When we hold our dreams lightly and with reverence, they hold us in return. And the holding extends beyond the current challenge. As I’ve done with all of my gift dreams, when we return to them, draw them, write them, dance them, they continue to work with us and through us, shining their light and showing the way through the darker forests of life.

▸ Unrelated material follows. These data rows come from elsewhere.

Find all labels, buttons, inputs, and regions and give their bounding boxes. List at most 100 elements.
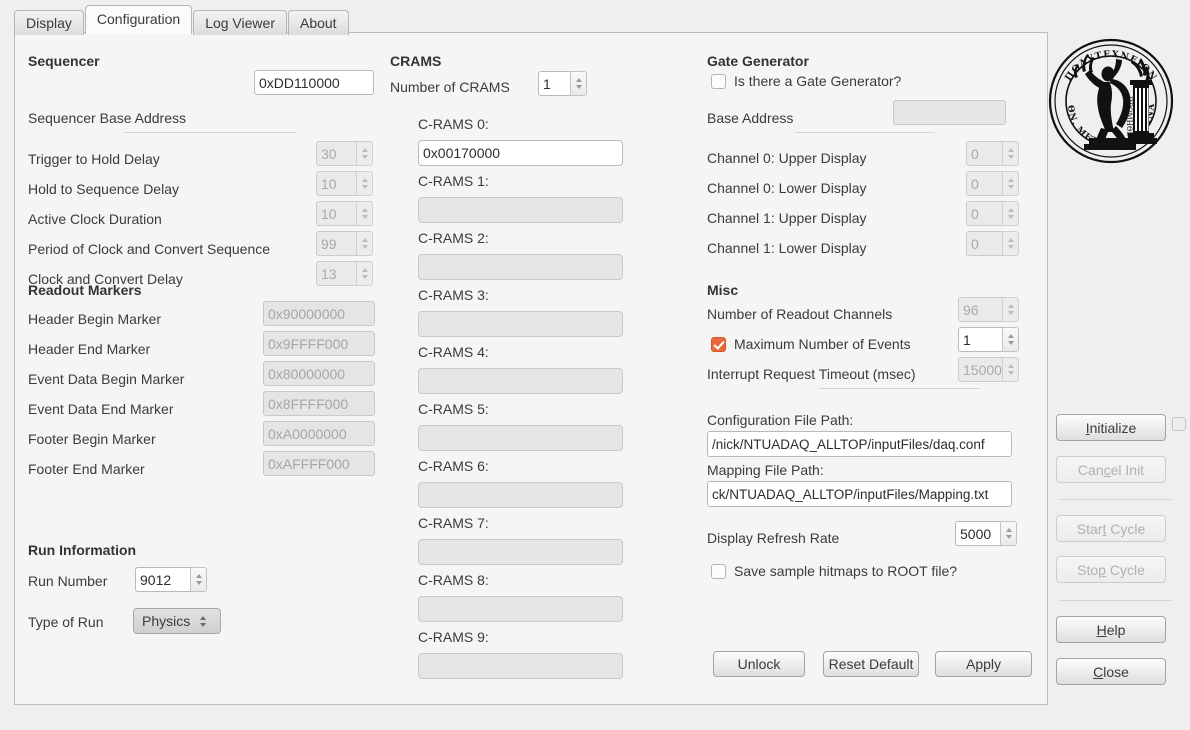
type-of-run-select[interactable]: Physics: [133, 608, 221, 634]
chevron-down-icon[interactable]: [1005, 535, 1012, 539]
chevron-up-icon[interactable]: [1007, 148, 1014, 152]
irq-timeout-spinner[interactable]: 15000: [958, 357, 1019, 382]
save-hitmaps-checkbox-row[interactable]: Save sample hitmaps to ROOT file?: [711, 563, 957, 579]
chevron-down-icon[interactable]: [195, 581, 202, 585]
chevron-up-icon[interactable]: [361, 148, 368, 152]
spinner-buttons[interactable]: [570, 71, 587, 96]
chevron-up-icon[interactable]: [195, 574, 202, 578]
spinner-buttons[interactable]: [1002, 357, 1019, 382]
spinner-buttons[interactable]: [1002, 231, 1019, 256]
channel-1-lower-display-spinner[interactable]: 0: [966, 231, 1019, 256]
number-of-crams-spinner[interactable]: 1: [538, 71, 587, 96]
spinner-buttons[interactable]: [1002, 141, 1019, 166]
crams-6-input[interactable]: [418, 482, 623, 508]
crams-2-input[interactable]: [418, 254, 623, 280]
crams-7-input[interactable]: [418, 539, 623, 565]
initialize-button[interactable]: Initialize: [1056, 414, 1166, 441]
active-clock-duration-spinner[interactable]: 10: [316, 201, 373, 226]
hold-to-sequence-delay-spinner[interactable]: 10: [316, 171, 373, 196]
config-file-path-input[interactable]: [707, 431, 1012, 457]
help-button[interactable]: Help: [1056, 616, 1166, 643]
unlock-button[interactable]: Unlock: [713, 651, 805, 677]
chevron-up-icon[interactable]: [1007, 304, 1014, 308]
channel-0-lower-display-spinner[interactable]: 0: [966, 171, 1019, 196]
chevron-down-icon[interactable]: [1007, 185, 1014, 189]
chevron-up-icon[interactable]: [1007, 208, 1014, 212]
trigger-to-hold-delay-spinner[interactable]: 30: [316, 141, 373, 166]
chevron-down-icon[interactable]: [361, 215, 368, 219]
chevron-up-icon[interactable]: [361, 178, 368, 182]
spinner-buttons[interactable]: [356, 261, 373, 286]
chevron-down-icon[interactable]: [361, 185, 368, 189]
gate-generator-checkbox[interactable]: [711, 73, 726, 89]
cancel-init-button[interactable]: Cancel Init: [1056, 456, 1166, 483]
tab-about[interactable]: About: [287, 10, 349, 35]
header-begin-marker-input[interactable]: [263, 301, 375, 326]
spinner-buttons[interactable]: [1002, 171, 1019, 196]
mapping-file-path-input[interactable]: [707, 481, 1012, 507]
spinner-buttons[interactable]: [1002, 201, 1019, 226]
crams-4-input[interactable]: [418, 368, 623, 394]
period-of-clock-convert-spinner[interactable]: 99: [316, 231, 373, 256]
crams-1-input[interactable]: [418, 197, 623, 223]
reset-default-button[interactable]: Reset Default: [823, 651, 919, 677]
crams-8-input[interactable]: [418, 596, 623, 622]
spinner-buttons[interactable]: [356, 141, 373, 166]
tab-configuration[interactable]: Configuration: [84, 5, 193, 34]
tab-display[interactable]: Display: [14, 10, 84, 35]
chevron-up-icon[interactable]: [1005, 528, 1012, 532]
chevron-down-icon[interactable]: [1007, 371, 1014, 375]
spinner-buttons[interactable]: [190, 567, 207, 592]
save-hitmaps-checkbox[interactable]: [711, 563, 726, 579]
spinner-buttons[interactable]: [1002, 297, 1019, 322]
select-arrows-icon[interactable]: [200, 615, 207, 627]
spinner-buttons[interactable]: [1002, 327, 1019, 352]
max-events-spinner[interactable]: 1: [958, 327, 1019, 352]
display-refresh-rate-spinner[interactable]: 5000: [955, 521, 1017, 546]
chevron-up-icon[interactable]: [361, 238, 368, 242]
chevron-down-icon[interactable]: [361, 275, 368, 279]
channel-1-upper-display-spinner[interactable]: 0: [966, 201, 1019, 226]
chevron-down-icon[interactable]: [1007, 215, 1014, 219]
chevron-down-icon[interactable]: [1007, 245, 1014, 249]
apply-button[interactable]: Apply: [935, 651, 1032, 677]
spinner-buttons[interactable]: [1000, 521, 1017, 546]
event-data-end-marker-input[interactable]: [263, 391, 375, 416]
chevron-down-icon[interactable]: [575, 85, 582, 89]
max-events-checkbox-row[interactable]: Maximum Number of Events: [711, 336, 911, 352]
chevron-down-icon[interactable]: [1007, 311, 1014, 315]
chevron-down-icon[interactable]: [1007, 155, 1014, 159]
gate-base-address-input[interactable]: [893, 100, 1006, 125]
tab-log-viewer[interactable]: Log Viewer: [193, 10, 287, 35]
chevron-up-icon[interactable]: [1007, 178, 1014, 182]
crams-3-input[interactable]: [418, 311, 623, 337]
stop-cycle-button[interactable]: Stop Cycle: [1056, 556, 1166, 583]
chevron-down-icon[interactable]: [361, 245, 368, 249]
initialize-status-indicator[interactable]: [1172, 417, 1186, 431]
crams-0-input[interactable]: [418, 140, 623, 166]
chevron-up-icon[interactable]: [575, 78, 582, 82]
sequencer-base-address-input[interactable]: [254, 70, 374, 95]
run-number-spinner[interactable]: 9012: [135, 567, 207, 592]
readout-channels-spinner[interactable]: 96: [958, 297, 1019, 322]
event-data-begin-marker-input[interactable]: [263, 361, 375, 386]
chevron-down-icon[interactable]: [361, 155, 368, 159]
start-cycle-button[interactable]: Start Cycle: [1056, 515, 1166, 542]
chevron-up-icon[interactable]: [361, 208, 368, 212]
clock-and-convert-delay-spinner[interactable]: 13: [316, 261, 373, 286]
chevron-up-icon[interactable]: [1007, 334, 1014, 338]
spinner-buttons[interactable]: [356, 201, 373, 226]
crams-9-input[interactable]: [418, 653, 623, 679]
chevron-up-icon[interactable]: [1007, 238, 1014, 242]
channel-0-upper-display-spinner[interactable]: 0: [966, 141, 1019, 166]
chevron-down-icon[interactable]: [1007, 341, 1014, 345]
header-end-marker-input[interactable]: [263, 331, 375, 356]
footer-end-marker-input[interactable]: [263, 451, 375, 476]
gate-generator-checkbox-row[interactable]: Is there a Gate Generator?: [711, 73, 901, 89]
spinner-buttons[interactable]: [356, 231, 373, 256]
chevron-up-icon[interactable]: [1007, 364, 1014, 368]
spinner-buttons[interactable]: [356, 171, 373, 196]
footer-begin-marker-input[interactable]: [263, 421, 375, 446]
chevron-up-icon[interactable]: [361, 268, 368, 272]
crams-5-input[interactable]: [418, 425, 623, 451]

By the way… any associations to the ice cream?  Share in the comments! And if you’re interested in learning more about working with dreams, I highly recommend Jeremy Taylor’s work.

P.S.: At the 11th hour, on Friday morning, Plan A came through. We are overjoyed and deeply grateful. Everest received a 4-year National Scholarship for Navy ROTC, and he’ll be attending Embry-Riddle Aeronautical University in the fall as an Aerospace Engineering major. At the end of these four years, he’ll be commissioned as a Naval Officer and, hopefully, be selected as a naval aviator, then apply to NASA to be an astronaut. His path of service begins. His mission, in his words, is “To explore, inspire others, and protect freedom.”

And me? I will to continue bolster all of my practices and supports so that I can find the steadiness the allows me to fully embrace his path and encourage him to fly as far and high as his soul carries him.